We just had a nice weekend for film events in this portion of Texas. The Austin Film Festival as well as the Sequin Film Festival. Both are excellent. But, as I was broke, I couldn’t even justify the gas to either event. Instead, Saturday, I rode my bike downtown for an al fresco screening of Murnau’s silent classic, “Nosferatu.” It was put on by Rick and Angela of Slab Cinema fame. Other than their Thursday night screenings in HemisFair Park, they have also been working with Marisela Barrera and the Main Plaza Conservancy to present the CineMundo monthly series of foreign films at Main Plaza. The music which accompanied Saturday’s screening was provided by Mombassa Code, and they gave us a free-jazzy score with occasional sound effects. The weather played in our favor. Cool, but not yet too chilly. A few mosquitoes, but that only added to the blood-sucking theme. In fact, there was a line I don’t recall from previous viewings. Hutter, our protagonist, wakes up after his first night at Count Orlok’s castle and he writes a letter to his wife back home. “I awoke this morning to two mosquito bites on my neck, strangely very close together.” Ha! How naive!

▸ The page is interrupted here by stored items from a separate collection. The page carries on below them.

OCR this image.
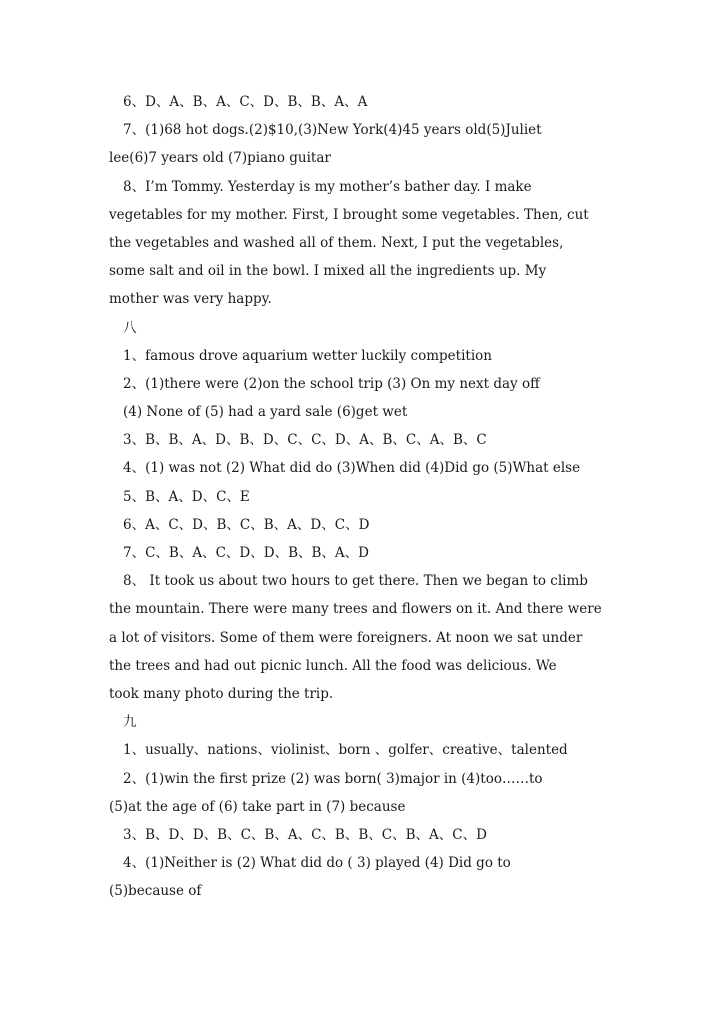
6、D、A、B、A、C、D、B、B、A、A
7、(1)68 hot dogs.(2)$10,(3)New York(4)45 years old(5)Juliet
lee(6)7 years old (7)piano guitar
8、I’m Tommy. Yesterday is my mother’s bather day. I make
vegetables for my mother. First, I brought some vegetables. Then, cut
the vegetables and washed all of them. Next, I put the vegetables,
some salt and oil in the bowl. I mixed all the ingredients up. My
mother was very happy.
八
1、famous drove aquarium wetter luckily competition
2、(1)there were (2)on the school trip (3) On my next day off
(4) None of (5) had a yard sale (6)get wet
3、B、B、A、D、B、D、C、C、D、A、B、C、A、B、C
4、(1) was not (2) What did do (3)When did (4)Did go (5)What else
5、B、A、D、C、E
6、A、C、D、B、C、B、A、D、C、D
7、C、B、A、C、D、D、B、B、A、D
8、 It took us about two hours to get there. Then we began to climb
the mountain. There were many trees and flowers on it. And there were
a lot of visitors. Some of them were foreigners. At noon we sat under
the trees and had out picnic lunch. All the food was delicious. We
took many photo during the trip.
九
1、usually、nations、violinist、born 、golfer、creative、talented
2、(1)win the first prize (2) was born( 3)major in (4)too……to
(5)at the age of (6) take part in (7) because
3、B、D、D、B、C、B、A、C、B、B、C、B、A、C、D
4、(1)Neither is (2) What did do ( 3) played (4) Did go to
(5)because of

It seems late in the season, but I swear I saw two bats flit by overhead. How fitting.

“Trick or Tweet,” the 2007 48 Hour Film Project short from the iChingao! team screened before “Nosferatu.” Director Jessica Torres was in the audience with her parents. Pocha and Payan were also there. A nice cheap night in downtown San Antonio, surrounded by wonderful people.


For those who’ve seen my short film, “Operation Hitman,” you’ve seen part of my neighborhood. The two houses shown in the opening scene belong to my next-door neighbors and the family who live across the street from them. Not only are they all excellent people and perfect neighbors, but they also kick ass during Halloween, often working with similar themes.

I woke up Sunday morning (well, maybe it was the afternoon), and as I was filling my coffee press pot with boiling water I glanced out my kitchen window. An enormous tipi had been constructed in front of the house where I’d shot “Operation Hitman.” Well, I had to take a picture. Sure, I could have shot it through my window or off my porch, but I needed to do something else. So, I put on a pair of pants, grabbed my camera, and walked outside. As I approached, Jerry greeted me. “How’s it going Erik!”

I lined up my camera for a good shot and replied in a loud voice:


“It looks like someone  tipi’ed your house last night.”

Yes, my stupid and inane pun went over well. I don’t often let fly with puns, maybe because my father used them so often. But I do like a good pun. I might not laugh, but I’ll almost always smile.

I understand that Dina and Bradley, across the steeet from Jerry, will be working on a cowboy motief. We’ll just have to wait and see.